More than a decade after Gingrich's guidance, these words still echo 'round the clock. They are used to craft talking points for millions of followers, who have accustomed themselves to taking such cues. Out of this vocabulary, an entire mental universe has been conjured of sick, pathetic liberals, traitors against the flag and family, who would betray the country by imposing their permissive attitudes, bringing shame and disgrace, causing collapse and crisis.
The origins of this garish imagination of fear lie deeper than the recent escapades of Newt Gingrich, running back to the Salem witch trials of the 17th century, the Know Nothings of the 19th century, and Father Charles Coughlin and Sen. Joseph McCarthy of the 20th. In 1964, when the first contemporary right-wing candidate, Barry Goldwater, was nominated by the Republican Party, the historian Richard Hofstadter wrote an essay on "The paranoid style in American politics." He emphasized style because it had become the essence of this brand of politics: "Style has more to do with the way in which ideas are believed than with the truth or falsity of their content." But this did not mean that the right-wingers of Hofstadter's time did not engage in elaborate displays of "pedantry" and accumulations of "evidence." They piled up "evidence" to create a thoroughly coherent if fictitious black-and-white picture in which enemies within conspired and only those who had a special night-vision to identify these satanic hosts could resist them in the name of patriotism.

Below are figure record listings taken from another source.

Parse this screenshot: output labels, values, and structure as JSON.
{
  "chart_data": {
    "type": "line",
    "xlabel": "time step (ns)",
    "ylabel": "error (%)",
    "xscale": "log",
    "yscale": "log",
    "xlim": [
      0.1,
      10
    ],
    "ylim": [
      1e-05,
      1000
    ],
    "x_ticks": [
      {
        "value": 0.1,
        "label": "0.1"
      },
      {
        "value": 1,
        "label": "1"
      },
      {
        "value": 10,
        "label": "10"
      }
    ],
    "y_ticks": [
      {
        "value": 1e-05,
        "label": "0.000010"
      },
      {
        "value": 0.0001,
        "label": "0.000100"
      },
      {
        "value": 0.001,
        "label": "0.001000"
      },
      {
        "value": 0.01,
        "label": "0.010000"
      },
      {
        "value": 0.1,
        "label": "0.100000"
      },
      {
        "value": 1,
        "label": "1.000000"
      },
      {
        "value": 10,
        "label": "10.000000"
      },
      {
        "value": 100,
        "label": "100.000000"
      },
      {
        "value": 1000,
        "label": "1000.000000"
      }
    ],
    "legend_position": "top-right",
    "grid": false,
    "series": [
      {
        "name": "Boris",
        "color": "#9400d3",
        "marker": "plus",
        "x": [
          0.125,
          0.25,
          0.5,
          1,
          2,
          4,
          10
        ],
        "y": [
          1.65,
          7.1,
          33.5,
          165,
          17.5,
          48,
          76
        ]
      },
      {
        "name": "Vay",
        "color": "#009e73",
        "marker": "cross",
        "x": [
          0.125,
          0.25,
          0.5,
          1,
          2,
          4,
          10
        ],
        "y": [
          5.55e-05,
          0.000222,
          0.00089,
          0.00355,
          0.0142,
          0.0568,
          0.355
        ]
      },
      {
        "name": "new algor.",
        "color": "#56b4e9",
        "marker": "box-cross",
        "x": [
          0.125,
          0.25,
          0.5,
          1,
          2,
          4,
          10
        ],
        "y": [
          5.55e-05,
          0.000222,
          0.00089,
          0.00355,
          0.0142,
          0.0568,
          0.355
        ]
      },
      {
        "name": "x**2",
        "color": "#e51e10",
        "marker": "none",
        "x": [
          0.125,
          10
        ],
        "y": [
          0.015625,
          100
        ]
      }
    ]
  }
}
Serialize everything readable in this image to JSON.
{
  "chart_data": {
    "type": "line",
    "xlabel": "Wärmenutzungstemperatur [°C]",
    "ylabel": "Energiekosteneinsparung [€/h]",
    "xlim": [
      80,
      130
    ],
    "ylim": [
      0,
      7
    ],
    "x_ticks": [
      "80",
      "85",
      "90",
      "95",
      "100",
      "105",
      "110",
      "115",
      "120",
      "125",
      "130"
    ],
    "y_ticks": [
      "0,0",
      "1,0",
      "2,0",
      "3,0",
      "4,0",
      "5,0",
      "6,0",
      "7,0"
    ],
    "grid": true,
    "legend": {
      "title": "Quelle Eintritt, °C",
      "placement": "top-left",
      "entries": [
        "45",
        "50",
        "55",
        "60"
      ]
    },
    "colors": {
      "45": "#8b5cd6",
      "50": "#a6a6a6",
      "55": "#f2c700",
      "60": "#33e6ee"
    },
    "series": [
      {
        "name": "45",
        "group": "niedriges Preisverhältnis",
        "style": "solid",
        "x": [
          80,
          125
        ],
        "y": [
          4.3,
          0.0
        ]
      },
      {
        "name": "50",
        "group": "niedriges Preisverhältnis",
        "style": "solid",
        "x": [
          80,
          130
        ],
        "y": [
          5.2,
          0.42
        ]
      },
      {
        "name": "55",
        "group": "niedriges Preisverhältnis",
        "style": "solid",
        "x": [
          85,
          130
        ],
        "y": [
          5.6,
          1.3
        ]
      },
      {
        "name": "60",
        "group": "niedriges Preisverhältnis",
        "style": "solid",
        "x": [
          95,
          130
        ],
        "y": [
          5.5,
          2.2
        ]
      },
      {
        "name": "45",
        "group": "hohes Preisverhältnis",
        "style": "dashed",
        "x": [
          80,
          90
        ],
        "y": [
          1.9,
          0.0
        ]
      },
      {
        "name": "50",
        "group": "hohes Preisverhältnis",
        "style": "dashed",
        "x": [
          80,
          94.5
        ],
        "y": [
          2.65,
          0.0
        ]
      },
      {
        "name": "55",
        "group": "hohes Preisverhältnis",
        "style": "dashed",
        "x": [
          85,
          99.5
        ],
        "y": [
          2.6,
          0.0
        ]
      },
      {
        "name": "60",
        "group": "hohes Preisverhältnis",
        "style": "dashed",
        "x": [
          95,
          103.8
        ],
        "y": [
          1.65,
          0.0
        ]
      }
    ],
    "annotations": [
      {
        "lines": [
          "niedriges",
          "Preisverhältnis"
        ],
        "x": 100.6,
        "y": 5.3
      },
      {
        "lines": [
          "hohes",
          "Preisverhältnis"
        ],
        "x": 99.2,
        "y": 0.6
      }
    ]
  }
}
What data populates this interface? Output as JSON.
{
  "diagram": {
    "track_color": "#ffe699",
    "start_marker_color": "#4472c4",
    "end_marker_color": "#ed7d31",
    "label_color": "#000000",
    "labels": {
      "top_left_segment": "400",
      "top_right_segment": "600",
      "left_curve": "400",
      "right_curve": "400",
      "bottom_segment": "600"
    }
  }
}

The same year that Hofstadter published his piece on "the paranoid style," an obscure conservative named John Stormer published the "carefully documented story of America's retreat from victory" in the face of the liberal-internationalist-Communist conspiracy. It was titled "None Dare Call It Treason." The book, timed to coincide with the 1964 presidential campaign, was turned into a bestseller by the John Birch Society, a far-right-wing group, which boasted that it had distributed 6 million copies within eight months of its publication. (To this day, the Birch Society sells Stormer's book on its Web site.)
Nearly 40 years later, in the summer of 2003, the bestselling book on the right was entitled "Treason," by Ann Coulter. "Liberals have a preternatural gift for striking a position on the side of treason," she wrote. " ... Everyone says liberals love America, too. No they don't. Whenever the nation is under attack, from within or without, liberals side with the enemy." Positioned discreetly next to her book on the New York Times bestseller list was a tiny dagger signifying bulk sales from unknown sources. Coulter's argument was a conservative perennial, down to the spirited defense of Joseph McCarthy. Both Stormer's and Coulter's works cited mounds of "evidence." Both warned ominously against liberal betrayal. The principal difference between "None Dare Call It Treason" and "Treason" was not in sophistication, nuance, erudition, persuasiveness, or literary quality, but in the expanded capacity of conservatives to disseminate the word far and wide through their own alternative media and in the elevation by the mainstream media of the extremist as entertainer.
At summer's end, Coulter is basking in her publicity, even as a few embarrassed conservatives have had the temerity to join historians who read her book in noting that it is utterly absent of scholarship or historical understanding about McCarthyism. O'Reilly, for his part, is reported to have been behind the lawsuit against Franken; apparently, the aggrieved honor of Fox News' biggest property demanded it. Savage, banished from TV, continues to fill the radio waves with his invective. And President Bush, not having given a press conference in months, held one on Aug. 3, where he took the occasion to volunteer an appeal to the issue that's currently stirring up his right-wing base: "I believe a marriage is between a man and a woman, and I think we ought to codify that one way or the other." Having cleared that brush, he departed for his month-long summer vacation at his dude ranch.